Generación de esferoides/organoides tridimensionales a partir de cultivos celulares bidimensionales utilizando un novedoso dispositivo de estampado

El alcance de nuestra investigación es establecer un protocolo eficiente y reproducible para la generación de cultivos celulares tridimensionales utilizando un innovador sistema de micropocillos basado en pasos en moldes de agarosa. Nuestro objetivo es responder cómo crear un entorno simplificado y controlado que promueva cultivos 3D uniformes y de alta calidad para pruebas de medicamentos, ingeniería genética y aplicaciones relacionadas. Los avances recientes en los sistemas de cultivo celular en 3D mejoran las interacciones celulares y crean más entornos similares a los in vivo.

Este enfoque mejora la formación de organoides esferoides, lo que lo convierte en una herramienta prometedora para la investigación biomédica. Las tecnologías actuales para el cultivo celular en 3D incluyen gotas colgantes, cultivo celular rotativo, plásticos de baja fijación, placas con pozos cónicos, andamios microporosos, perlas magnéticas e hidrogeles sin andamios. Estos métodos permiten la formación de estructuras celulares en 3D, cada una con sus propias ventajas y limitaciones.

Nuestro protocolo aborda el desafío de generar esferoides y organoides 3D uniformes con tamaño y calidad consistentes a gran escala. Resuelve los problemas de viabilidad y densidad celular, las dificultades de manejo y la inestabilidad durante el proceso, demostrando ser una solución rentable y reproducible para la investigación confiable de cultivos celulares en 3D. Estamos comprometidos con la búsqueda de mejoras en las herramientas de investigación, la generación de organoides esferoides de células beta productoras de insulina para el análisis in vitro y la encapsulación en biopolímeros, con el objetivo de la reversión de la diabetes tipo I y la generación de organoides esferoides a partir de células de cáncer de mama humano triple negativo como plataforma de cribado de fármacos antes del tratamiento del paciente.

Diseñe el dispositivo de sello utilizando el software especificado. Lave el sello hecho a medida con una esponja de cerdas suaves y agua destilada para eliminar cualquier residuo. Exponga el sello limpio a la luz ultravioleta durante cinco a 10 minutos para garantizar la esterilidad.

Para preparar una solución de 1 a 2% de agarosa, pese la cantidad requerida de polvo de agarosa pura y disuélvalo en PBS. Calienta la solución en el microondas hasta que la agarosa se disuelva por completo. A continuación, pipetee aproximadamente tres mililitros de la solución de agarosa a 40 grados centígrados en cada pocillo de una placa de seis pocillos.

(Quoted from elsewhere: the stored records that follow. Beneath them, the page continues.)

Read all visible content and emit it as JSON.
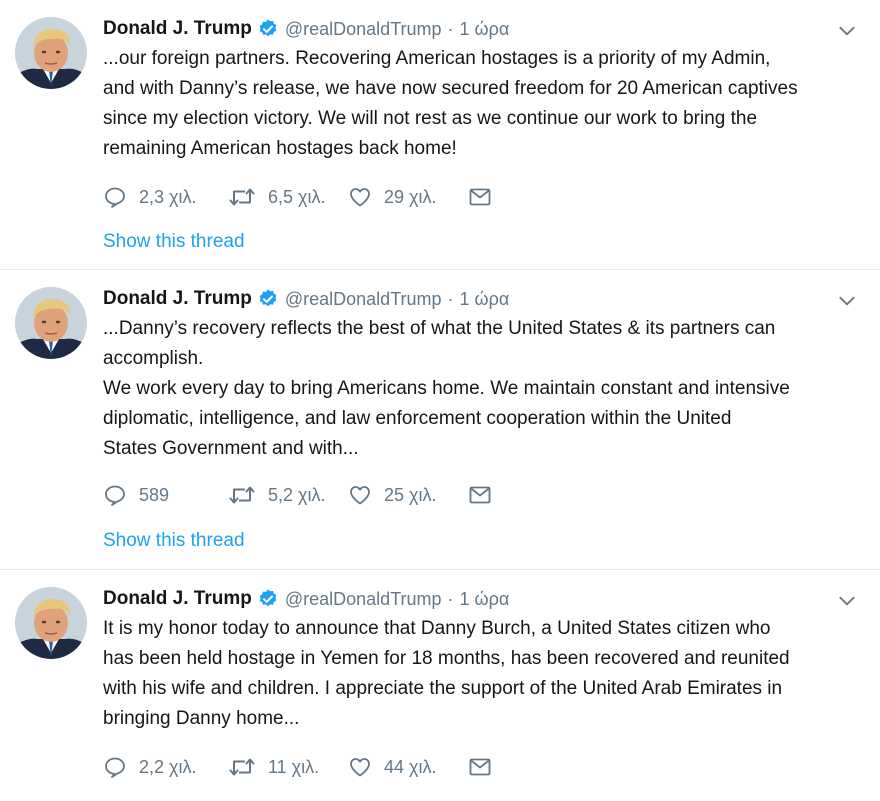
{
  "tweets": [
    {
      "author": "Donald J. Trump",
      "handle": "@realDonaldTrump",
      "separator": "·",
      "time": "1 ώρα",
      "lines": [
        "...our foreign partners. Recovering American hostages is a priority of my Admin,",
        "and with Danny’s release, we have now secured freedom for 20 American captives",
        "since my election victory. We will not rest as we continue our work to bring the",
        "remaining American hostages back home!"
      ],
      "replies": "2,3 χιλ.",
      "retweets": "6,5 χιλ.",
      "likes": "29 χιλ.",
      "show_thread": "Show this thread"
    },
    {
      "author": "Donald J. Trump",
      "handle": "@realDonaldTrump",
      "separator": "·",
      "time": "1 ώρα",
      "lines": [
        "...Danny’s recovery reflects the best of what the United States & its partners can",
        "accomplish.",
        "We work every day to bring Americans home. We maintain constant and intensive",
        "diplomatic, intelligence, and law enforcement cooperation within the United",
        "States Government and with..."
      ],
      "replies": "589",
      "retweets": "5,2 χιλ.",
      "likes": "25 χιλ.",
      "show_thread": "Show this thread"
    },
    {
      "author": "Donald J. Trump",
      "handle": "@realDonaldTrump",
      "separator": "·",
      "time": "1 ώρα",
      "lines": [
        "It is my honor today to announce that Danny Burch, a United States citizen who",
        "has been held hostage in Yemen for 18 months, has been recovered and reunited",
        "with his wife and children. I appreciate the support of the United Arab Emirates in",
        "bringing Danny home..."
      ],
      "replies": "2,2 χιλ.",
      "retweets": "11 χιλ.",
      "likes": "44 χιλ."
    }
  ],
  "icons": {
    "reply": "reply-icon",
    "retweet": "retweet-icon",
    "like": "heart-icon",
    "message": "envelope-icon",
    "verified": "verified-badge-icon",
    "caret": "chevron-down-icon"
  },
  "colors": {
    "link": "#1da1f2",
    "secondary_text": "#657786",
    "primary_text": "#14171a",
    "verified": "#1da1f2",
    "divider": "#e6ecf0"
  }
}
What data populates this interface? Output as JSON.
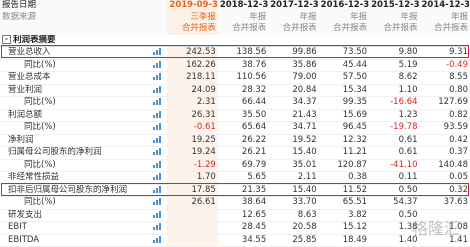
{
  "header": {
    "row1_label": "报告日期",
    "row2_label": "数据来源",
    "dates": [
      "2019-09-30",
      "2018-12-31",
      "2017-12-31",
      "2016-12-31",
      "2015-12-31",
      "2014-12-31"
    ],
    "period_types": [
      "三季报",
      "年报",
      "年报",
      "年报",
      "年报",
      "年报"
    ],
    "sources": [
      "合并报表",
      "合并报表",
      "合并报表",
      "合并报表",
      "合并报表",
      "合并报表"
    ]
  },
  "section": {
    "toggle": "-",
    "label": "利润表摘要"
  },
  "rows": [
    {
      "label": "营业总收入",
      "values": [
        "242.53",
        "138.56",
        "99.86",
        "73.50",
        "9.80",
        "9.31"
      ]
    },
    {
      "label": "同比(%)",
      "values": [
        "162.26",
        "38.76",
        "35.86",
        "45.44",
        "5.19",
        "-0.49"
      ]
    },
    {
      "label": "营业总成本",
      "values": [
        "218.11",
        "110.56",
        "79.00",
        "57.50",
        "8.62",
        "8.55"
      ]
    },
    {
      "label": "营业利润",
      "values": [
        "24.09",
        "28.32",
        "20.84",
        "15.34",
        "1.10",
        "0.80"
      ]
    },
    {
      "label": "同比(%)",
      "values": [
        "2.31",
        "66.44",
        "34.37",
        "99.35",
        "-16.64",
        "127.69"
      ]
    },
    {
      "label": "利润总额",
      "values": [
        "26.31",
        "35.50",
        "21.43",
        "15.69",
        "1.23",
        "0.82"
      ]
    },
    {
      "label": "同比(%)",
      "values": [
        "-0.61",
        "65.64",
        "34.71",
        "96.45",
        "-19.78",
        "93.59"
      ]
    },
    {
      "label": "净利润",
      "values": [
        "19.25",
        "26.22",
        "19.52",
        "12.32",
        "0.61",
        "0.42"
      ]
    },
    {
      "label": "归属母公司股东的净利润",
      "values": [
        "19.24",
        "26.21",
        "15.40",
        "11.21",
        "0.61",
        "0.37"
      ]
    },
    {
      "label": "同比(%)",
      "values": [
        "-1.29",
        "69.79",
        "35.01",
        "120.87",
        "-41.10",
        "140.48"
      ]
    },
    {
      "label": "非经常性损益",
      "values": [
        "1.70",
        "5.65",
        "2.11",
        "0.38",
        "0.11",
        "0.05"
      ]
    },
    {
      "label": "扣非后归属母公司股东的净利润",
      "values": [
        "17.85",
        "21.35",
        "15.40",
        "11.52",
        "0.50",
        "0.32"
      ]
    },
    {
      "label": "同比(%)",
      "values": [
        "26.61",
        "38.64",
        "33.70",
        "65.51",
        "54.37",
        "37.63"
      ]
    },
    {
      "label": "研发支出",
      "values": [
        "",
        "12.65",
        "8.63",
        "3.82",
        "0.50",
        ""
      ]
    },
    {
      "label": "EBIT",
      "values": [
        "",
        "28.45",
        "20.58",
        "15.12",
        "1.38",
        "1.08"
      ]
    },
    {
      "label": "EBITDA",
      "values": [
        "",
        "34.55",
        "25.85",
        "18.49",
        "1.40",
        "1.41"
      ]
    }
  ],
  "watermark": "格隆汇",
  "colors": {
    "accent": "#e8661c",
    "negative": "#e02020",
    "highlight_box": "#e02020",
    "chart_icon": "#4a90d9"
  },
  "icons": {
    "row_chart": "bar-chart-icon",
    "section_toggle": "collapse-icon"
  }
}
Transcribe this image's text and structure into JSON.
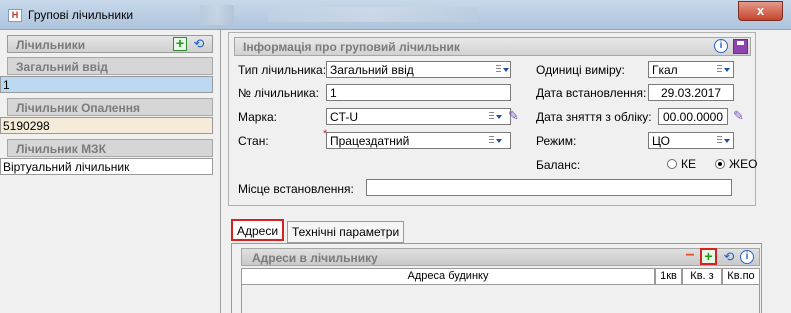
{
  "window": {
    "title": "Групові лічильники",
    "app_icon_letter": "Н",
    "close_glyph": "x"
  },
  "left_panel": {
    "header": "Лічильники",
    "sections": [
      {
        "label": "Загальний ввід",
        "value": "1",
        "row_color": "#b9d8f2"
      },
      {
        "label": "Лічильник Опалення",
        "value": "5190298",
        "row_color": "#f4ecd9"
      },
      {
        "label": "Лічильник МЗК",
        "value": "Віртуальний лічильник",
        "row_color": "#ffffff"
      }
    ]
  },
  "info": {
    "header": "Інформація про груповий лічильник",
    "fields": {
      "type_label": "Тип лічильника:",
      "type_value": "Загальний ввід",
      "number_label": "№ лічильника:",
      "number_value": "1",
      "brand_label": "Марка:",
      "brand_value": "CT-U",
      "state_label": "Стан:",
      "state_value": "Працездатний",
      "units_label": "Одиниці виміру:",
      "units_value": "Гкал",
      "install_date_label": "Дата встановлення:",
      "install_date_value": "29.03.2017",
      "removal_date_label": "Дата зняття з обліку:",
      "removal_date_value": "00.00.0000",
      "mode_label": "Режим:",
      "mode_value": "ЦО",
      "balance_label": "Баланс:",
      "balance_options": [
        "КЕ",
        "ЖЕО"
      ],
      "balance_selected": "ЖЕО",
      "location_label": "Місце встановлення:",
      "location_value": ""
    },
    "required_mark": "*"
  },
  "tabs": [
    "Адреси",
    "Технічні параметри"
  ],
  "active_tab": "Адреси",
  "addresses": {
    "header": "Адреси в лічильнику",
    "columns": [
      "Адреса будинку",
      "1кв",
      "Кв. з",
      "Кв.по"
    ],
    "rows": []
  },
  "colors": {
    "highlight_border": "#d32323",
    "add_green": "#1b9b1b",
    "refresh_blue": "#1e63c7",
    "close_red": "#c7452e"
  },
  "icons": {
    "add": "plus-icon",
    "refresh": "refresh-icon",
    "info": "info-icon",
    "save": "save-icon",
    "edit": "pencil-icon",
    "remove": "minus-icon",
    "dropdown": "dropdown-icon"
  }
}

Coloque el sello en el centro del pozo y deje que la agarosa se solidifique durante 5 a 10 minutos. Después de la solidificación, retire el sello con suaves movimientos hacia adelante y hacia atrás para liberar el vacío sin dañar los micropocillos. Lave los micropocillos tres veces con PBS para eliminar los residuos.

Exponga la placa a la luz ultravioleta durante 10 minutos para eliminar la contaminación microbiana. Agregue tres mililitros de medio de cultivo a cada pocillo de la placa de seis pocillos e incube la placa durante la noche a 37 grados Celsius en una incubadora de dióxido de carbono. Para obtener una suspensión homogénea de islotes pancreáticos porcinos, se añade tripsina a un cultivo celular bidimensional para disociar las células.

Luego, cuente las celdas y ajuste la concentración para lograr el número deseado de celdas por micropocillo de una placa de seis pocillos. Pipetear tres mililitros de la suspensión celular sobre los micropocillos de agarosa y agitar la placa para asegurar una distribución uniforme. Deje que las células se asienten por gravedad durante 10 a 15 minutos.

Luego, observe las células asentadas bajo el microscopio. Incubar la placa a 37 grados centígrados en una incubadora de dióxido de carbono al 5%. Cada dos o tres días, reemplace el 50% del medio viejo o gastado por medio nuevo.

Continúe cultivando hasta que las estructuras compactas y tridimensionales estén completamente formadas. Para recolectar esferoides u organoides, retire el medio de cultivo y, con una punta de pipeta cortada, recoja las estructuras tridimensionales mediante un pipeteo vigoroso. Las estructuras tridimensionales compactas se formaron con éxito mediante 48 horas de cultivo en micropocillos de agarosa, según se observó a través de la agregación celular dependiente del tiempo.

Las estructuras tridimensionales viables se conservaron tras la extracción de los micropocillos de agarosa con tinción verde que indica células vivas dentro de las estructuras, lo que confirma la viabilidad y estabilidad de las células.